- Eurozone Composite PMI
- China's services industry hits new high
- Italy's economy threatens Eurozone, says economist
FTSE 100: 0.25%
CAC 40: -0.23%
FTSE MIB: 0.12%
IBEX 35: -0.02%
Stoxx 600: 0.05%
European stocks were mixed on Thursday before the release of manufacturing and services data in the euro-area and after a report showed China's services sector expanded at the fastest rate in six months.
Activity in China's services industry grew at the fastest rate in six months as government stimulus efforts continued to support growth in the world's second-largest economy.
The Chinese services purchasing managers' index (PMI) for September jumped to 55.4, up from the prior month's reading of 53.9 and over the 50 reading that signals expansion.
In Europe, the PMI Composite, which includes manufacturing and services, is expected to show a reading of 52.1 in September, unchanged from August, according to consensus.
The data comes a day after European Central Bank President Mario Draghi said Europe was recovering albeit at a slow pace.
His remarks followed an announcement by the central bank to keep its benchmark interest rate unchanged at 0.5% until it sees further signs of recovery in the Eurozone.
In the UK, services PMI came in at 60.5 in September, in line with the previous month's reading, economists predict.
In the US, there will be no data releases as the government shutdown enters its third day.
The Bureau of Labor Statistics (BLS) warned on its website that "the BLS will not collect data, issue reports, or respond to public inquiries. Updates to the site will start again when the Federal government resumes operations. Revised schedules will be issued as they become available".
The government began a partial shutdown on Tuesday after failing to reach an agreement on the budget by the Monday midnight deadline.

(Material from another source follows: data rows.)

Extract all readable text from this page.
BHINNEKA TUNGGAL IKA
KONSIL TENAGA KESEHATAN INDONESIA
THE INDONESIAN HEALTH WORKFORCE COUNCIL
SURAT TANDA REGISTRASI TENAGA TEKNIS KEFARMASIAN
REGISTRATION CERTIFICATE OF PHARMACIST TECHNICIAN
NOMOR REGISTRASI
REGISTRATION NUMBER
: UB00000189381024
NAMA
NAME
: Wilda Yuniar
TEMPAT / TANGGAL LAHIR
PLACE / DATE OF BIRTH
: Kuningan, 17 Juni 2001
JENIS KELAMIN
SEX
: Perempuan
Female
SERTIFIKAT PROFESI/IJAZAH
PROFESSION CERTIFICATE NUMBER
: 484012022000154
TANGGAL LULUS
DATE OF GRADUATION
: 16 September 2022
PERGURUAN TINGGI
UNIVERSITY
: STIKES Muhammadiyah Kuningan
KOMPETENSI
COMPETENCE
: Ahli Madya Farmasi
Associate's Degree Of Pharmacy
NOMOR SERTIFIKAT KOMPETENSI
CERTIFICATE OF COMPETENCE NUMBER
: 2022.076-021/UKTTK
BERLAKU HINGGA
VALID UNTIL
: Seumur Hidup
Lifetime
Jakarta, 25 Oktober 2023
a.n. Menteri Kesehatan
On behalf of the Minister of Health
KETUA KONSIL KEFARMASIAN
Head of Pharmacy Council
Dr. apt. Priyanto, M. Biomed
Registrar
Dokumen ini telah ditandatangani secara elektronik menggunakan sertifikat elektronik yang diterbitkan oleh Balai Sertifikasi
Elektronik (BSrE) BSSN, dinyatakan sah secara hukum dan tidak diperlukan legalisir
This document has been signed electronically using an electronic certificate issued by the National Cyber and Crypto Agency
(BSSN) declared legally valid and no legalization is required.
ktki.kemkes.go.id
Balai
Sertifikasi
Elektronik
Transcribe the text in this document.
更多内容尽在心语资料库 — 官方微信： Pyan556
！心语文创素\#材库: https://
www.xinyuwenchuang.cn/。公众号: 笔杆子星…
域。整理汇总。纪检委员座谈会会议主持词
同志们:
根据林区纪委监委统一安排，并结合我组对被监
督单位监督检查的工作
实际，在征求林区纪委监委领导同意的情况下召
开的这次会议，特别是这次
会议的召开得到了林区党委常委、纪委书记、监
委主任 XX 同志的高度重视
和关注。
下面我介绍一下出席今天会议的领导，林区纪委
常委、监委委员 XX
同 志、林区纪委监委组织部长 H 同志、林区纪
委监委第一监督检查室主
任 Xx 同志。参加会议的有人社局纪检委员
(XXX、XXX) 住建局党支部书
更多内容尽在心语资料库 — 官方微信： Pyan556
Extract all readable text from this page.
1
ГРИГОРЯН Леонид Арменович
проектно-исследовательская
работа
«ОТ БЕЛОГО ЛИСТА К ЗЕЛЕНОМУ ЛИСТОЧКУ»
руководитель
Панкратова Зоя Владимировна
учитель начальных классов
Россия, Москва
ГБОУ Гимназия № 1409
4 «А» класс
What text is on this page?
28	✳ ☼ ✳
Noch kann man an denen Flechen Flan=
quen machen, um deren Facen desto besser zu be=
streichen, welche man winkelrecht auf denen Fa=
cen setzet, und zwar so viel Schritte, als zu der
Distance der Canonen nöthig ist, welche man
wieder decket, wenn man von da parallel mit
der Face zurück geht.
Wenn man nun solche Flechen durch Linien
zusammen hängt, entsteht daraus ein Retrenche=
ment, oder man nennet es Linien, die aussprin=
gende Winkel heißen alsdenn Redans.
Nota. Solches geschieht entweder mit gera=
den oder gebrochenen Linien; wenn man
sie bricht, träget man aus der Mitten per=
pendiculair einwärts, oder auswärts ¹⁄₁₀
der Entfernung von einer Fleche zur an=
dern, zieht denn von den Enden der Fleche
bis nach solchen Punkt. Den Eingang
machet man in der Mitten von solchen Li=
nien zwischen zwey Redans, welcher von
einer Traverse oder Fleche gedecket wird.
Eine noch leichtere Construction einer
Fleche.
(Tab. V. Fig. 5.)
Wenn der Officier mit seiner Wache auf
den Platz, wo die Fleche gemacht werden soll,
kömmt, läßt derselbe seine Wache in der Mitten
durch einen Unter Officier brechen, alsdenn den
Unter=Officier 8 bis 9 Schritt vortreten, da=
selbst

The stalemate comes from a disagreement over passing President Barack Obama's controversial healthcare bill.
Some economists predict it could take up to two weeks of political infighting between the Republicans and Democrats over next year's budget and the debt ceiling.
"The Republicans are continuing to push for a delay in the introduction of Obamacare, while Obama is refusing to negotiate on the matter," said Craig Erlam, Market Analyst at Alpari.
"Neither party is easing up on their stance making a deal in the coming days unlikely. Realistically, a deal on the budget is likely to be included in the deal on the debt ceiling, which could yet take a couple more weeks and knock up to 1% of fourth quarter annualised gross domestic product."
The government reached its $16.7trn debt ceiling in May and since then has been using emergency measures to conserve cash. Treasury will have about $30bn in cash on hand by October 17th.
Obama met with Congressional leaders on Wednesday before confirming that he will not negotiate with the Republicans on the debt ceiling and that Wall Street "should be concerned".
"Clearly markets took these comments with a pinch of salt, with them instead viewing them as scaremongering from the President in an attempt to pile the pressure on the opposition to raise the debt ceiling with no conditions attached," Erlam added.
Italy's struggle not over yet, says economist
Italian Prime Minister Enrico Letta may have won the battle to keep his government together on Wednesday but he faces a bigger struggle to revive the country's stale economy that threatens to weigh on the rest of the Eurozone.
Letta yesterday won a confidence vote in parliament after centre-right leader Silvio Berlusconi made last minute U-turn and abandoned his bid to bring down the leading coalition party.
Berlusconi had over the weekend ordered the resignation of ministers from his People of Freedom party in the coalition but back down after senators refused to support his move.
The Letta government has to make some unpopular choices," Tito Boeri, an economist with Bocconi University in Milan, told the Wall Street Journal. "But with such a complex political situation, it becomes even harder. Letta had zero probability of passing strong reforms before. Now it is probably slightly more positive, but it is still very difficult."
easyJet gains after raising guidance
easyJet soared after lifting its full-year profit guidance following a strong second half.
Aviva rallied after the insurer said it received $2.6bn from the sale of its US life-insurance and annuities business to Apollo Global Management.
BP advanced after a US appeals court halted some payments related to claims against the company over the Gulf of Mexico oil spill in 2010.
Unicredit jumped after the Italian bank said it offered to buy Rabobank Groep's Polish unit Bank Gospodarki Zywnosciowej.